Saturday, June 14, 2025

A Summer Saturday in Oslo

I arrived in Norway midday on Saturday after not much sleep from Pittsburgh to Reykjavik and a longer than expected flight to Oslo (2.5-3 hours). I hadn't bought lunch on the plane and didn't want to use international data on my phone yet, so I stopped at a food court to eat and use the internet to get directions to the "aparthotel" where my travel buddy and I would spend the night before embarking on our "Norway in a Nutshell" trip across the country (here's the official, trademarked version). I knew enough not to spring for the "fast" train from the airport to the main train station, because it's not to much faster, although it did take me two tries to find the correct platform.

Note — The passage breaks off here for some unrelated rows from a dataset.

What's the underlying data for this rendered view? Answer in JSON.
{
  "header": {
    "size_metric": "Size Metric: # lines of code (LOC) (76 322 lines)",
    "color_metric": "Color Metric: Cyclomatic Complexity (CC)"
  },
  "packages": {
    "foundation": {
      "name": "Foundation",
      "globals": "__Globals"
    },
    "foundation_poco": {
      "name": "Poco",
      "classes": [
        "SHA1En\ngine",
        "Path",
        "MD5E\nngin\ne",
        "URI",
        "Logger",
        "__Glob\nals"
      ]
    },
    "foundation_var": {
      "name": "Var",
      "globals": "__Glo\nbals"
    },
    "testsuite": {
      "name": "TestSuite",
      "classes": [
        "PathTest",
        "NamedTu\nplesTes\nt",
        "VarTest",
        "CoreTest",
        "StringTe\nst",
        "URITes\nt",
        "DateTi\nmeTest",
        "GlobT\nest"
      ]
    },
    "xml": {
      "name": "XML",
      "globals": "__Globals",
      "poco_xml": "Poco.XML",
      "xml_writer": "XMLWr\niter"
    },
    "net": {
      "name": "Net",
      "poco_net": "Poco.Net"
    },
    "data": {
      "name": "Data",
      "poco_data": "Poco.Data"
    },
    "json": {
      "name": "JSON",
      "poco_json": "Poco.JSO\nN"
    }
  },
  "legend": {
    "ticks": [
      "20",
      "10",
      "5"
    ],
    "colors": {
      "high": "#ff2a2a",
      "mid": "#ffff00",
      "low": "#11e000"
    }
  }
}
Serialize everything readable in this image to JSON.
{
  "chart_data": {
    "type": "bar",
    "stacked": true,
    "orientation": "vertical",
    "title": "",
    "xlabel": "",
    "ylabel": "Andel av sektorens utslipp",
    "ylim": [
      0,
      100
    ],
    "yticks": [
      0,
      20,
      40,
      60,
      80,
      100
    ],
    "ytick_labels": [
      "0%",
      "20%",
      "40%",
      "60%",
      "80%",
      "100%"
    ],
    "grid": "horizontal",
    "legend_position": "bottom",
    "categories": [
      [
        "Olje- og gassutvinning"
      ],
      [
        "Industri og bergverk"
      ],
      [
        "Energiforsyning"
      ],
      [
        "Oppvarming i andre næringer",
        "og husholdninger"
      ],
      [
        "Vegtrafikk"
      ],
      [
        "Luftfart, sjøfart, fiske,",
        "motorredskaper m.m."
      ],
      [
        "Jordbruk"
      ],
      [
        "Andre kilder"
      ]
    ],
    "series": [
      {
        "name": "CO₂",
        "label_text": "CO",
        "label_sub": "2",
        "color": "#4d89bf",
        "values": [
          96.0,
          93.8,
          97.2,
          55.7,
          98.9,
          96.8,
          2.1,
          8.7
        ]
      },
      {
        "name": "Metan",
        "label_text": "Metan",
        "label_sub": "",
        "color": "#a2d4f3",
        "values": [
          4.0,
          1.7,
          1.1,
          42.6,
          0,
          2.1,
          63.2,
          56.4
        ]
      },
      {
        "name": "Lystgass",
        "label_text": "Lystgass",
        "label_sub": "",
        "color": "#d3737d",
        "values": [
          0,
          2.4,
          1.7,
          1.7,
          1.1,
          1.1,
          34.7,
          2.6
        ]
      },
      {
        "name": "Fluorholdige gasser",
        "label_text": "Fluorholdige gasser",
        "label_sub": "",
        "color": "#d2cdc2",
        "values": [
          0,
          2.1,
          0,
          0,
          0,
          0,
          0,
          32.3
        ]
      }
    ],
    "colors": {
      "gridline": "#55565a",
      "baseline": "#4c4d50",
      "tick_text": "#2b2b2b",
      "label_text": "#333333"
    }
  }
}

Unfortunately, I misread R.E.'s directions and walked out of the wrong train station door, directly into a bustling street market on a warm and sunny June day. After consulting the paper map I had picked up at the airport and a large street map at a metro stop, I finally figured out I was headed 90 degrees in the wrong direction. I made a right turn and walked toward the hotel, stopping once under a shade tree to listen to a busker outside a restaurant and finish the chapter I had been reading on the airplane. We arrived at almost the same time, showered, regrouped, and headed out for grocery shopping.


The neighborhood near the main train station where we stayed is an immigrant one, full of curry shops and Turkish groceries. We hydrated with ayran (a salted milk drink) while gathering (gluten-free) provisions for breakfast, lunch, and snacks. We decided we weren't up to a partaking of Oslo fine-dining scene, so we used a tip for the best falafel in Oslo (pictured). What we ate while sitting on a bench in a pretty little stream-side park was good, but the hot ones the shopkeeper brought out while we waited were even better!




Then it was off to conquer jetlag by exploring the heart of the capital city during the long evening. Here's the Oslo Opera House up close. It was a riotous scene: against the backdrop of "Moving Still"--an installation of eight dancers "in" the glass wall by Jiří Kylián--is the start of a high school marching band coming down the slope in the middle, and in the foreground are what appeared to be competing tango DJs.



From the other side you can appreciate the sloping architecture arising from the fjord as well as the sunbathers and swimmers. There's an enormous Ferris wheel in front of the Munch Museum, which I visited at the end of the week. We followed the curve of the harbor past this mix-matched collection of sauna buildings (Bad Stuforening) and around to the farthest swimming point and then back to the hotel, where we shut the blinds to rest up before beginning the next part of our journey.




There's a lot of public art in Olso. Here's just one piece near the Sentralstasjon: "Crush Nazism" (Knus nazismen), which depicts Thor's hammer smashing a swastika, by Bjørn Melbye Gulliksen. It commemorates the active resistance against Germany's occupation of Norway during World War II, as well as the collaborationist government of Vidkun Quisling. The inscription reads: "That was truly a fight for freedom--for all countries, for all classes, for all people." ~Asbjørn Sunde (1909-1985), a Communist and leader of the "Osvald group" of saboteurs who was later convicted and jailed for espionage during the Cold War.